Luckily for the Musketeers, head coach Travis Steele was able to land three significant graduate transfers to bolster the roster of Team 97.

The first is Kyle Castlin, who joins the Musketeers from Columbia University in New York.

Castlin has made a significant first impression and was named a captain of this year’s team alongside Quentin Goodin and Tyrique Jones. The 6-4 guard battled injury issues while at Columbia and had to redshirt for what would have been his junior season. Castlin will not jump off the page statistically, but he is a good scorer and can defend at a high level.

Coach Steele has praised his intelligence, and Castlin’s methodical approach to the game will allow him to fully embrace the leadership role he’s already undertaken.

Xavier also corraled the Division II National Player of the Year last season with Zach Hankins. A native of Charlevoix, Mich., Hankins was fairly underrecruited out of high school and went to Ferris State, where he dominated. He led Ferris State to a national championship last season before deciding to transition to Division I for his final year of eligibility.

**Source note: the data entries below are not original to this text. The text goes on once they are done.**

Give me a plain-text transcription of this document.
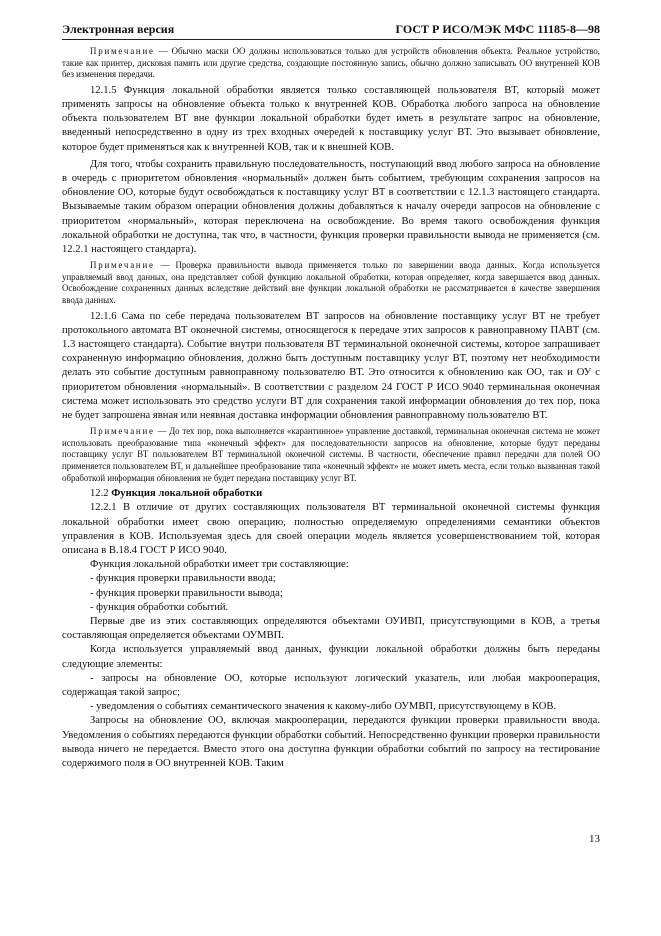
Электронная версия	ГОСТ Р ИСО/МЭК МФС 11185-8—98

Примечание — Обычно маски ОО должны использоваться только для устройств обновления объекта. Реальное устройство, такие как принтер, дисковая память или другие средства, создающие постоянную запись, обычно должно записывать ОО внутренней КОВ без изменения передачи.

12.1.5 Функция локальной обработки является только составляющей пользователя ВТ, который может применять запросы на обновление объекта только к внутренней КОВ. Обработка любого запроса на обновление объекта пользователем ВТ вне функции локальной обработки будет иметь в результате запрос на обновление, введенный непосредственно в одну из трех входных очередей к поставщику услуг ВТ. Это вызывает обновление, которое будет применяться как к внутренней КОВ, так и к внешней КОВ.

Для того, чтобы сохранить правильную последовательность, поступающий ввод любого запроса на обновление в очередь с приоритетом обновления «нормальный» должен быть событием, требующим сохранения запросов на обновление ОО, которые будут освобождаться к поставщику услуг ВТ в соответствии с 12.1.3 настоящего стандарта. Вызываемые таким образом операции обновления должны добавляться к началу очереди запросов на обновление с приоритетом «нормальный», которая переключена на освобождение. Во время такого освобождения функция локальной обработки не доступна, так что, в частности, функция проверки правильности вывода не применяется (см. 12.2.1 настоящего стандарта).

Примечание — Проверка правильности вывода применяется только по завершении ввода данных. Когда используется управляемый ввод данных, она представляет собой функцию локальной обработки, которая определяет, когда завершается ввод данных. Освобождение сохраненных данных вследствие действий вне функции локальной обработки не рассматривается в качестве завершения ввода данных.

12.1.6 Сама по себе передача пользователем ВТ запросов на обновление поставщику услуг ВТ не требует протокольного автомата ВТ оконечной системы, относящегося к передаче этих запросов к равноправному ПАВТ (см. 1.3 настоящего стандарта). Событие внутри пользователя ВТ терминальной оконечной системы, которое запрашивает сохраненную информацию обновления, должно быть доступным поставщику услуг ВТ, поэтому нет необходимости делать это событие доступным равноправному пользователю ВТ. Это относится к обновлению как ОО, так и ОУ с приоритетом обновления «нормальный». В соответствии с разделом 24 ГОСТ Р ИСО 9040 терминальная оконечная система может использовать это средство услуги ВТ для сохранения такой информации обновления до тех пор, пока не будет запрошена явная или неявная доставка информации обновления равноправному пользователю ВТ.

Примечание — До тех пор, пока выполняется «карантинное» управление доставкой, терминальная оконечная система не может использовать преобразование типа «конечный эффект» для последовательности запросов на обновление, которые будут переданы поставщику услуг ВТ пользователем ВТ терминальной оконечной системы. В частности, обеспечение правил передачи для полей ОО применяется пользователем ВТ, и дальнейшее преобразование типа «конечный эффект» не может иметь места, если только вызванная такой обработкой информация обновления не будет передана поставщику услуг ВТ.

12.2 Функция локальной обработки

12.2.1 В отличие от других составляющих пользователя ВТ терминальной оконечной системы функция локальной обработки имеет свою операцию, полностью определяемую определениями семантики объектов управления в КОВ. Используемая здесь для своей операции модель является усовершенствованием той, которая описана в В.18.4 ГОСТ Р ИСО 9040.

Функция локальной обработки имеет три составляющие:

- функция проверки правильности ввода;
- функция проверки правильности вывода;
- функция обработки событий.

Первые две из этих составляющих определяются объектами ОУИВП, присутствующими в КОВ, а третья составляющая определяется объектами ОУМВП.

Когда используется управляемый ввод данных, функции локальной обработки должны быть переданы следующие элементы:

- запросы на обновление ОО, которые используют логический указатель, или любая макрооперация, содержащая такой запрос;
- уведомления о событиях семантического значения к какому-либо ОУМВП, присутствующему в КОВ.

Запросы на обновление ОО, включая макрооперации, передаются функции проверки правильности ввода. Уведомления о событиях передаются функции обработки событий. Непосредственно функции проверки правильности вывода ничего не передается. Вместо этого она доступна функции обработки событий по запросу на тестирование содержимого поля в ОО внутренней КОВ. Таким

13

If fans are looking for someone to replace the attitude and tenacity Macura brought to the table, they will have to look no further than Hankins.

While the 6-11 forward plays a different position than Macura, Hankins is not afraid to show off some flare. He is a true rim-protector, something Xavier fans haven’t seen during the last few seasons.

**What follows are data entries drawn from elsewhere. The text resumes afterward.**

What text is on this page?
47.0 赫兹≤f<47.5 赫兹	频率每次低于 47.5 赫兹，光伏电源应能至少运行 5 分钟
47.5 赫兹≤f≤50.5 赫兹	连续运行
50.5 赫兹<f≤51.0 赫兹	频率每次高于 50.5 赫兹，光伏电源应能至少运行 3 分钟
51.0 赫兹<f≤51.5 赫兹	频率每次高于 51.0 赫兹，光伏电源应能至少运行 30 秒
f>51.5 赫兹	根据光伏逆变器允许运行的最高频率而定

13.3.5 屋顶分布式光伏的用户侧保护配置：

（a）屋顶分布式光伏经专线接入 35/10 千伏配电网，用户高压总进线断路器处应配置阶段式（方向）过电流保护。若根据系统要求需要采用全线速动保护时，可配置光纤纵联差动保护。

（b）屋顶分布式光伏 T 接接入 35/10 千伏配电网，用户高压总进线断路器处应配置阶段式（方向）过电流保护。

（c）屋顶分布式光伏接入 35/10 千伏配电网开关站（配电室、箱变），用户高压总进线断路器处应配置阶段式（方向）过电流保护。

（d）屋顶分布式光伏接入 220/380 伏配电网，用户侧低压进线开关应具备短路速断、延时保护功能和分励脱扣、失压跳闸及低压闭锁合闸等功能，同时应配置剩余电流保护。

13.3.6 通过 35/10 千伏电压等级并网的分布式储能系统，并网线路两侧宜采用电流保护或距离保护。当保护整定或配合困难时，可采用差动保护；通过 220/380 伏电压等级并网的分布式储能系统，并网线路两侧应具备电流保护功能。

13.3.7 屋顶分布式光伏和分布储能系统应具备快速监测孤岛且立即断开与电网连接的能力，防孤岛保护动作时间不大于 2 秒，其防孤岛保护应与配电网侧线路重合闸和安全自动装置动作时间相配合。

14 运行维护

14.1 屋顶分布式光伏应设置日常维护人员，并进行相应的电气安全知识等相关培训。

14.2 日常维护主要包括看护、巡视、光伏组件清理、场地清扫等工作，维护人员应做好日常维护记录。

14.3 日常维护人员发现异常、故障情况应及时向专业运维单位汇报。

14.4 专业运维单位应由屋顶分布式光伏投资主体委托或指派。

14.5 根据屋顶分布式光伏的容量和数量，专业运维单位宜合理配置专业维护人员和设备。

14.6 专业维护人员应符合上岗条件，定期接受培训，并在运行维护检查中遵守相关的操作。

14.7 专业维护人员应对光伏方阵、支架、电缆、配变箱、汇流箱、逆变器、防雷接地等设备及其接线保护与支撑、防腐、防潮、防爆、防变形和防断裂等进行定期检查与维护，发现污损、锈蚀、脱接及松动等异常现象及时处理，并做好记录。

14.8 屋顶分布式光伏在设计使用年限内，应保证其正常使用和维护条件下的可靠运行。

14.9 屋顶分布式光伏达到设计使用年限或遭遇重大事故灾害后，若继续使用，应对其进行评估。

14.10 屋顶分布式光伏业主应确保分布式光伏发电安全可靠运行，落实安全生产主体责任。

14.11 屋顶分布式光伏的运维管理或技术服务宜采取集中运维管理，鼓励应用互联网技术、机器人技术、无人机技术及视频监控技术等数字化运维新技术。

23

Hankins led the country in blocked shots in his final two years at Ferris State and averaged nearly a double-double at 15.1 points and 9.7 rebounds per game. Look for Hankins, headband and all, to be an effective post scorer and defender this year.

Finally, Ryan Welage comes to Xavier from San Jose State University. While he transferred from a school in California, he’s very familiar with the area.

Welage played high school basketball for Greensburg Community High School in Indiana, where he led the team to two straight state championships.

The most important thing to know about Welage is his ability to shoot the basketball. He will stretch defenses because of his range.

In just three seasons at San Jose State, Welage climbed the school ranks and finished sixth all time in scoring and left as the program’s all-time leading three-point shooter.

During the 2017-18 season Welage shot 43 percent from beyond the arc.

As Steele mentioned while talking about Welage, the biggest question mark for his playing time will be how he matches up defensively with the physical nature of Big East basketball. He will need to respond quickly on defense, but if he can prove to be a good defender, he should play significant minutes.

These three pieces will be crucial to the success of this year’s team.

The Musketeers are lower in depth than in previous seasons, but if these three graduate transfers can perform well early in the year, Xavier should be in good shape.